Unfortunately I cannot test this right now.
While 3.16 is already in Debian since some days, I'm using Cinnamon (GNOME3 does not only not fit my needs, it also simply crashes everytime I start it...) and the network panel of that seems to be no longer compatible with current Debian's NM.
So I can't change the proxy as of now to check that.


> I will lower the priority from blocker to major, because Epiphany
> is not intended to be used with Tor

The problem is that this seems to be nowhere really communicated.
Apart from perhaps the Tor-side, but they generally just recommend their "Tor-browser".

And I doubt that a tortured or whatever victim of non-working anonymity would know about any hidden "not intended for Tor" message in some bug report.


> The Tor developers say "using any browser besides Tor Browser with Tor is a
> really bad idea" [1] and I have no reason to doubt them on that; I guess
> they do lots more than simply change your proxy settings to make Tor safer
> to use (e.g. maybe they disable DNS prefetch :), but I haven't studied their
> browser much so I dunno.
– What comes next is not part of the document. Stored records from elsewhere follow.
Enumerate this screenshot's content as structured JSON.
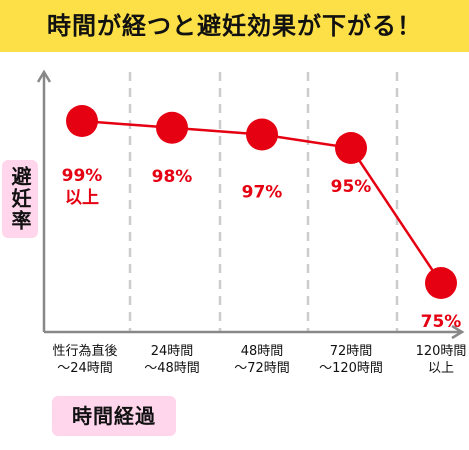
{
  "header": {
    "title": "時間が経つと避妊効果が下がる！",
    "band_color": "#fde047"
  },
  "chart_data": {
    "type": "line",
    "title": "時間が経つと避妊効果が下がる！",
    "xlabel": "時間経過",
    "ylabel": "避妊率",
    "categories": [
      [
        "性行為直後",
        "〜24時間"
      ],
      [
        "24時間",
        "〜48時間"
      ],
      [
        "48時間",
        "〜72時間"
      ],
      [
        "72時間",
        "〜120時間"
      ],
      [
        "120時間",
        "以上"
      ]
    ],
    "series": [
      {
        "values": [
          99,
          98,
          97,
          95,
          75
        ],
        "color": "#e50012"
      }
    ],
    "data_labels": [
      [
        "99%",
        "以上"
      ],
      [
        "98%"
      ],
      [
        "97%"
      ],
      [
        "95%"
      ],
      [
        "75%"
      ]
    ],
    "grid": "vertical-dashed",
    "axis_ticks": false
  },
  "colors": {
    "accent": "#e50012",
    "label_box": "#ffd6ec",
    "axis": "#888888",
    "grid": "#cccccc"
  }
}
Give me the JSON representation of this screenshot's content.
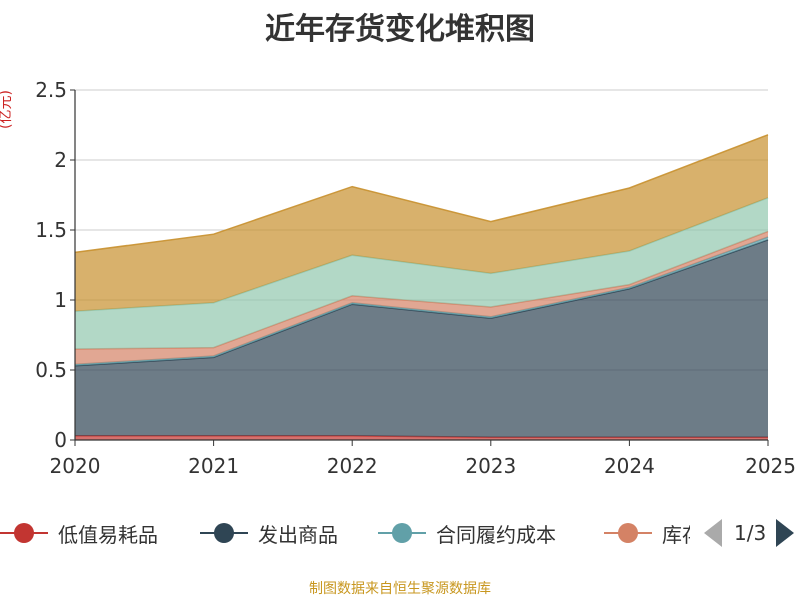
{
  "chart_data": {
    "type": "area",
    "stacked": true,
    "title": "近年存货变化堆积图",
    "unit_label": "(亿元)",
    "x": [
      "2020",
      "2021",
      "2022",
      "2023",
      "2024",
      "2025"
    ],
    "ylim": [
      0,
      2.5
    ],
    "yticks": [
      "0",
      "0.5",
      "1",
      "1.5",
      "2",
      "2.5"
    ],
    "grid": true,
    "legend_position": "bottom",
    "series": [
      {
        "name": "低值易耗品",
        "color": "#c23531",
        "values": [
          0.03,
          0.03,
          0.03,
          0.02,
          0.02,
          0.02
        ]
      },
      {
        "name": "发出商品",
        "color": "#2f4554",
        "values": [
          0.5,
          0.56,
          0.94,
          0.85,
          1.06,
          1.41
        ]
      },
      {
        "name": "合同履约成本",
        "color": "#61a0a8",
        "values": [
          0.01,
          0.01,
          0.01,
          0.01,
          0.01,
          0.02
        ]
      },
      {
        "name": "库存商品",
        "color": "#d48265",
        "values": [
          0.11,
          0.06,
          0.05,
          0.07,
          0.02,
          0.04
        ]
      },
      {
        "name": "",
        "color": "#91c7ae",
        "values": [
          0.27,
          0.32,
          0.29,
          0.24,
          0.24,
          0.24
        ]
      },
      {
        "name": "",
        "color": "#c8902e",
        "values": [
          0.42,
          0.49,
          0.49,
          0.37,
          0.45,
          0.45
        ]
      }
    ]
  },
  "legend": {
    "items": [
      "低值易耗品",
      "发出商品",
      "合同履约成本",
      "库存商品"
    ],
    "page_label": "1/3"
  },
  "source_note": "制图数据来自恒生聚源数据库"
}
But the same information leak surely applies to
> users of traditional proxies, so I still consider this a major bug.

Well I guess different security experts have different opinions on the advantages/disadvantages of a Torbrowser as a fork from FF...
I rather tend to see it critical and not a proper solution.
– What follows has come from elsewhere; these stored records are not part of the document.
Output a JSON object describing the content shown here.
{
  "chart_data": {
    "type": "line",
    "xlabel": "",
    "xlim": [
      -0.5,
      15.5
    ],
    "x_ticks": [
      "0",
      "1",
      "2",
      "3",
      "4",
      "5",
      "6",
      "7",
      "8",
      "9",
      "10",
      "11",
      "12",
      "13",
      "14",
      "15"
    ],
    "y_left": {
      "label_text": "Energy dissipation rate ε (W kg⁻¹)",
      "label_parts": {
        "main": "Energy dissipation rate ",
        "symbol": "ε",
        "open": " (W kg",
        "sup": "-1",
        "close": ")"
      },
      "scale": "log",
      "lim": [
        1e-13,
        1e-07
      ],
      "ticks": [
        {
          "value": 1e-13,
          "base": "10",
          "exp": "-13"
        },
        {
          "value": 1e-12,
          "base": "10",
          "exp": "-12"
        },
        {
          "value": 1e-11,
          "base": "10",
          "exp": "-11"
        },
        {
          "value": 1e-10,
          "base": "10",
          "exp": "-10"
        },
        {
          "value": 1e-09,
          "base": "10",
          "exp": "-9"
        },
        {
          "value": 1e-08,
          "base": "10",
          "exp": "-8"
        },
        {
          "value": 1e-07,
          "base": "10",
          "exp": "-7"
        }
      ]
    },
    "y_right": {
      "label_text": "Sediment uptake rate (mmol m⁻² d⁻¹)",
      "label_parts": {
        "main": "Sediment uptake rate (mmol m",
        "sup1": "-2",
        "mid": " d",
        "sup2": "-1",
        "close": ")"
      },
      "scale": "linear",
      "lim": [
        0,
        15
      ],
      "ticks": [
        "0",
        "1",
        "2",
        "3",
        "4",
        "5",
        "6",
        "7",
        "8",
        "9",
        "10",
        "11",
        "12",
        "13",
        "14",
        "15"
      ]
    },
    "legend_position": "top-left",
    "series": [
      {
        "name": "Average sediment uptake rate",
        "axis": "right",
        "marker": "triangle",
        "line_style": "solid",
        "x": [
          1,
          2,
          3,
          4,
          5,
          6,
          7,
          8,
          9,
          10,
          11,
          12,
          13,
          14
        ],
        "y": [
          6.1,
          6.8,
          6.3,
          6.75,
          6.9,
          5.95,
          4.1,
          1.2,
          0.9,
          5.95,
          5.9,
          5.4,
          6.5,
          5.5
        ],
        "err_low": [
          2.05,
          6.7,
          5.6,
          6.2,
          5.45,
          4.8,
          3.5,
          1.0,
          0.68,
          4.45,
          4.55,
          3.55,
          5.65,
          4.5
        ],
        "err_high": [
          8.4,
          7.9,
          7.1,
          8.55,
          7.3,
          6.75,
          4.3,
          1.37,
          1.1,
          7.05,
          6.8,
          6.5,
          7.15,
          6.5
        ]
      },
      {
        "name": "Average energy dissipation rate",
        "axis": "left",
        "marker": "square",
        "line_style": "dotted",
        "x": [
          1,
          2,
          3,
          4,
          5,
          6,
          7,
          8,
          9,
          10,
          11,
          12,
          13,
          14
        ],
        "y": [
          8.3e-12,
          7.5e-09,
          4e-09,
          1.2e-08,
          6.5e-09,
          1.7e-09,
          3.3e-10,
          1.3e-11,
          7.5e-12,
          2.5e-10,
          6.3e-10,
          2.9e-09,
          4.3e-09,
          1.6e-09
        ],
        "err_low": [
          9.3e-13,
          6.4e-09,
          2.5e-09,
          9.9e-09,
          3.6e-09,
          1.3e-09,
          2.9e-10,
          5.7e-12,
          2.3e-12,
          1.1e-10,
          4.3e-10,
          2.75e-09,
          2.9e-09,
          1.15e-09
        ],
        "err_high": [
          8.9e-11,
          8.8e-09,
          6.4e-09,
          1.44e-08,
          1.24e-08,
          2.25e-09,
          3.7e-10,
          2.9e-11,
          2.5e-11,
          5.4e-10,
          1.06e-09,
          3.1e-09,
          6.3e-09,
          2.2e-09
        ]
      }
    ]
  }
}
Interestingly, btw, online tor checks like http://torcheck.xenobite.eu/ didn't warn me that I was using a leaking browser.
I'd have expected that they could detect whether I used a DNS from them, but maybe that was just too optimistic.
Comment 3 Michael Catanzaro 2015-06-02 03:14:28 UTC
Guess #1 was correct. This is a WebKit bug and there is nothing to fix in Epiphany, so I will close this. See: https://bugs.webkit.org/show_bug.cgi?id=145542
Comment 4 Michael Catanzaro 2015-06-02 03:33:49 UTC
P.S. That means Epiphany 3.16 should be unaffected, since we temporarily disabled DNS prefetch.
Comment 5 Michael Catanzaro 2015-06-02 15:43:57 UTC
Here is the list of things the Tor browser does to keep you safe, which Epiphany mostly does not do: https://www.torproject.org/projects/torbrowser/design/

Bug #750288 is an enhancement request to provide these features. No plans to work on this in the near future, unfortunately.